In this tenth episode of our Learn about M.E. podcast series, we discuss the need for specialist support and understanding for children and young people who live with M.E.
The right support is essential to help them access education that meets their needs alongside appropriate health and social care.
We hear from Dr Binita Kane, a Respiratory Consultant inManchester In January 2021, Dr Kane’s 10yr old daughter developed COVID and subsequently Long COVID / MECFS. Acknowledging her own limited knowledge of MECFS despite being a medical professional, this has led her on an international search for answers, culminating in her becoming a campaigner, researcher, patient advocate, champion for the Long COVID Kids charity and now a specialist physician treating patients with MECFS and Long COVID. She is now a passionate advocate for raising awareness of this neglected disease area. We also hear from Helen Gibson, a volunteer for #ME Action Scotland, a member of M.E. Parents and Mum to a 17-year-old-daughter with M.E.

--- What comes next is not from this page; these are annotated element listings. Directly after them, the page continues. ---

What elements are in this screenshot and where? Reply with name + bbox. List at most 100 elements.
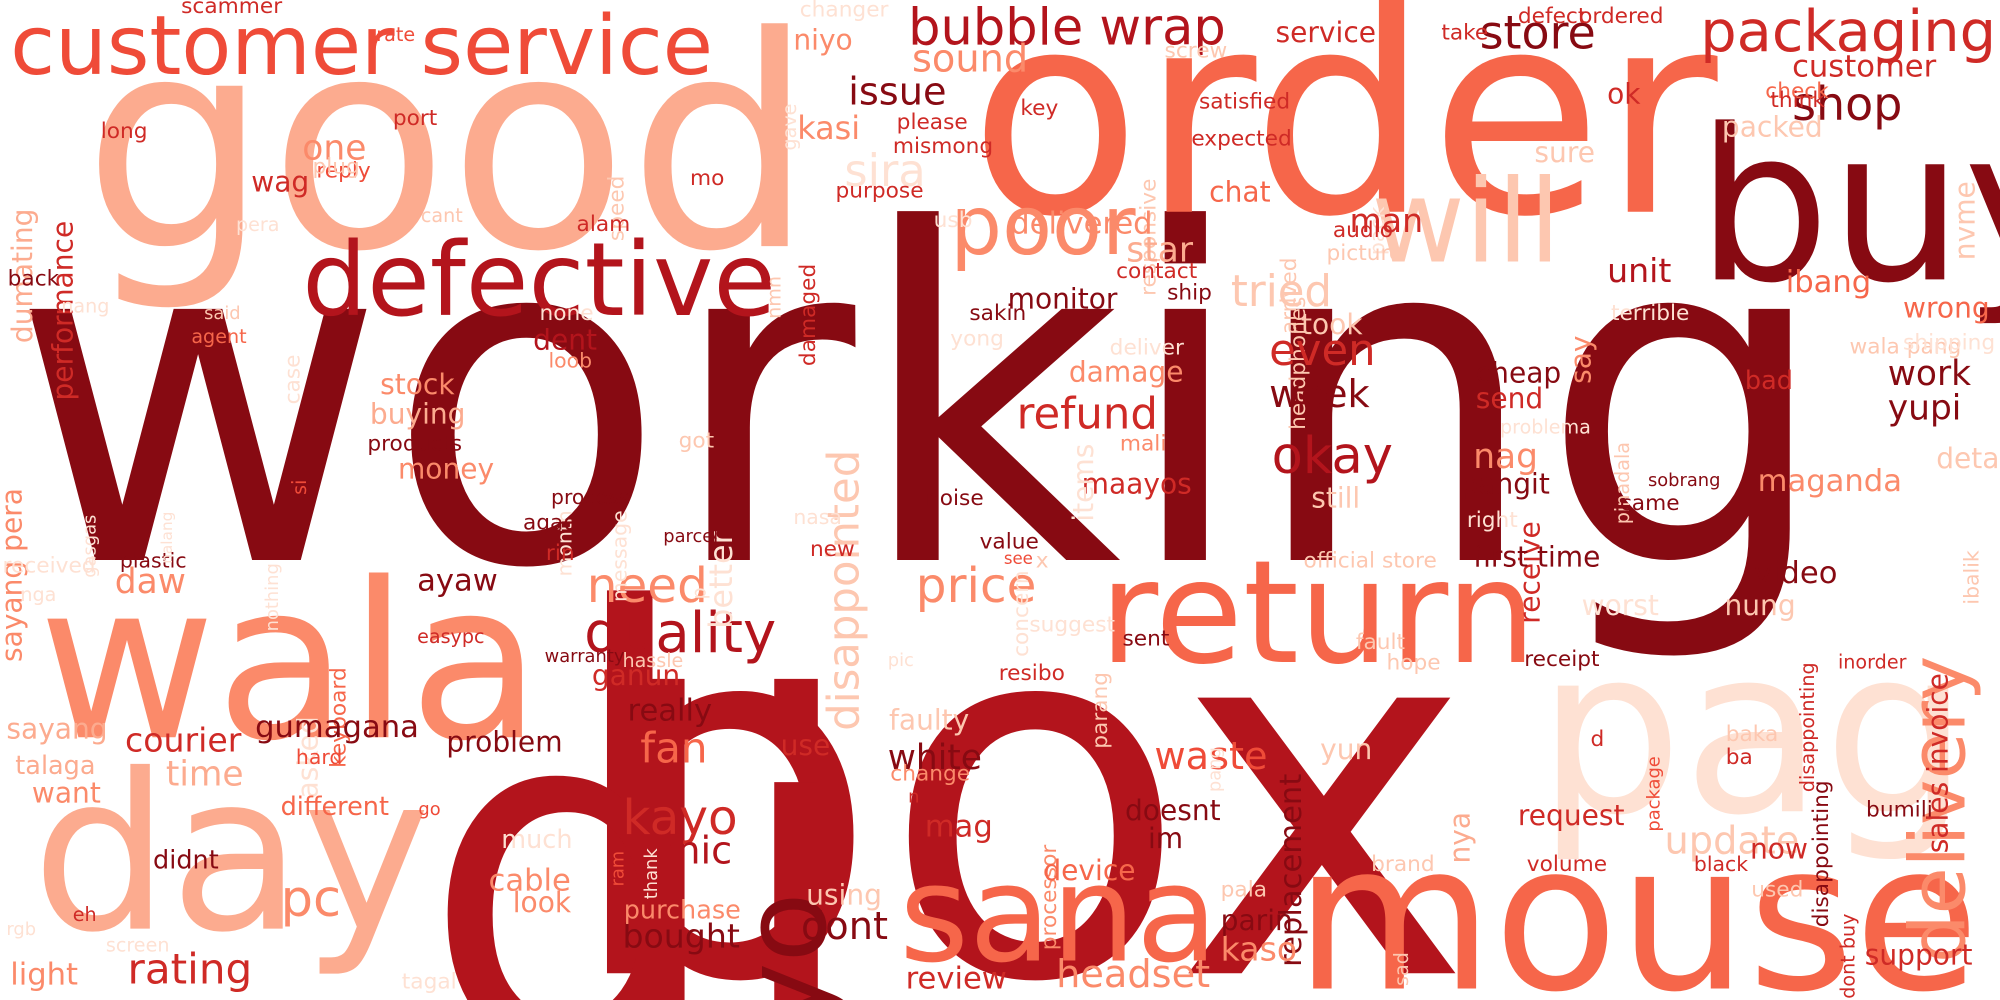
word-disappointing2: disappointing [1808,779,1835,927]
word-disappointed: disappointed [818,449,870,731]
word-bumili: bumili [1866,797,1933,823]
word-parang: parang [1088,671,1114,749]
word-gasgas: gasgas [80,514,101,578]
word-good: good [82,0,815,317]
word-bubble-wrap: bubble wrap [908,0,1226,58]
word-wrong: wrong [1903,293,1990,326]
word-noise: noise [926,485,984,512]
word-reply: reply [316,158,371,184]
word-wala: wala [38,536,542,790]
word-got: got [678,428,715,455]
word-package: package [1644,756,1665,832]
word-working: working [10,133,1832,669]
word-cheap: cheap [1475,358,1562,391]
word-wag: wag [251,167,310,199]
word-maayos: maayos [1081,469,1192,502]
word-pangit: pangit [1460,469,1550,502]
word-inorder: inorder [1837,650,1907,674]
word-maganda: maganda [1757,463,1903,499]
word-took: took [1301,309,1363,342]
word-faulty: faulty [889,705,970,738]
word-niyo: niyo [793,25,853,58]
word-dent: dent [533,325,598,358]
word-ibang: ibang [1785,264,1872,300]
word-support: support [1864,940,1973,972]
word-hope: hope [1386,650,1441,677]
word-terrible: terrible [1610,301,1690,327]
word-kaso: kaso [1220,931,1298,970]
word-chat: chat [1209,177,1271,210]
word-talaga: talaga [15,749,96,781]
word-tagal: tagal [401,969,457,995]
word-value: value [979,529,1039,555]
word-expected: expected [1191,126,1292,152]
word-price: price [915,557,1037,614]
word-refund: refund [1016,389,1158,441]
word-review: review [905,960,1007,997]
word-process: process [551,484,630,509]
word-products: products [367,431,463,457]
word-ayaw: ayaw [417,562,498,599]
word-brand: brand [1371,852,1435,878]
word-mic: mic [663,829,733,874]
word-change: change [890,761,971,787]
word-okay: okay [1271,427,1394,486]
word-want: want [31,778,101,810]
word-send: send [1475,383,1544,416]
word-received: received [2,553,96,580]
word-say: say [1566,335,1599,384]
word-pc: pc [280,869,342,929]
word-service: service [1275,17,1377,50]
word-work: work [1887,354,1972,395]
word-damage: damage [1068,357,1184,390]
word-baka: baka [1725,721,1779,748]
word-yong: yong [950,326,1004,353]
word-buy: buy [1696,84,2000,330]
word-ba: ba [1725,744,1753,771]
word-mouse: mouse [1294,798,1980,1000]
word-doesnt: doesnt [1124,795,1221,828]
word-waste: waste [1154,734,1268,780]
word-d: d [1590,727,1605,753]
word-warranty: warranty [544,646,625,668]
word-scammer: scammer [181,0,283,20]
word-shop: shop [1792,79,1903,132]
word-key: key [1020,95,1059,122]
word-resibo: resibo [998,660,1065,687]
word-even: even [1269,325,1376,377]
word-fan: fan [640,723,708,773]
word-hard: hard [295,744,343,770]
word-im: im [1147,823,1184,856]
word-back: back [7,266,60,293]
word-problem: problem [446,727,563,759]
word-will: will [1371,155,1561,290]
word-using: using [806,880,882,912]
word-pag: pag [1536,599,1970,867]
word-fault: fault [1355,630,1406,656]
word-bad: bad [1744,364,1793,396]
word-bought: bought [622,918,740,957]
word-kasi: kasi [797,109,861,147]
word-rgb: rgb [6,919,37,941]
word-parcel: parcel [663,526,719,548]
word-daw: daw [114,562,186,603]
word-defective: defective [302,220,777,340]
word-dont-buy: dont buy [1836,912,1860,999]
word-rating: rating [127,943,253,994]
word-picture: picture [1326,241,1403,267]
word-money: money [397,454,495,486]
word-thank: thank [641,848,662,900]
word-gave: gave [778,102,802,150]
word-volume: volume [1526,852,1608,878]
word-new: new [809,536,855,563]
word-sira: sira [844,146,926,198]
word-sent: sent [1122,626,1170,652]
word-said: said [204,303,241,324]
word-sure: sure [1534,137,1596,170]
word-update: update [1664,818,1800,864]
word-nalang: nalang [158,511,177,564]
word-cant: cant [420,204,463,228]
word-take: take [1441,20,1489,46]
word-detail: detail [1936,443,2000,476]
word-ram: ram [608,850,629,887]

Dr Kane highlights that useful things that GPs can do are:
1. listen to the child and parents and hear what they are saying: take it seriously
2. consider a post viral illness if a child reports with fatigue and pain but tests are normal
3. take a history using key questions about post-exertional malaise, family history and related conditions such as Postural orthostatic tachycardia syndrome (PoTS).
Dr Kane emphasises that this condition is not psychological. Exercise is not the answer but will worsen all symptoms. She recommended that GPs complete the Learna CPD module on M.E. to support this shift in approach.
Helen explains how her family have had to develop an expertise on the illness far beyond that which most patients/carers would expect, a direct result of M.E. being so poorly understood. She is now active in campaigning for better awareness, support and research into potential treatments for children and adults living with M.E.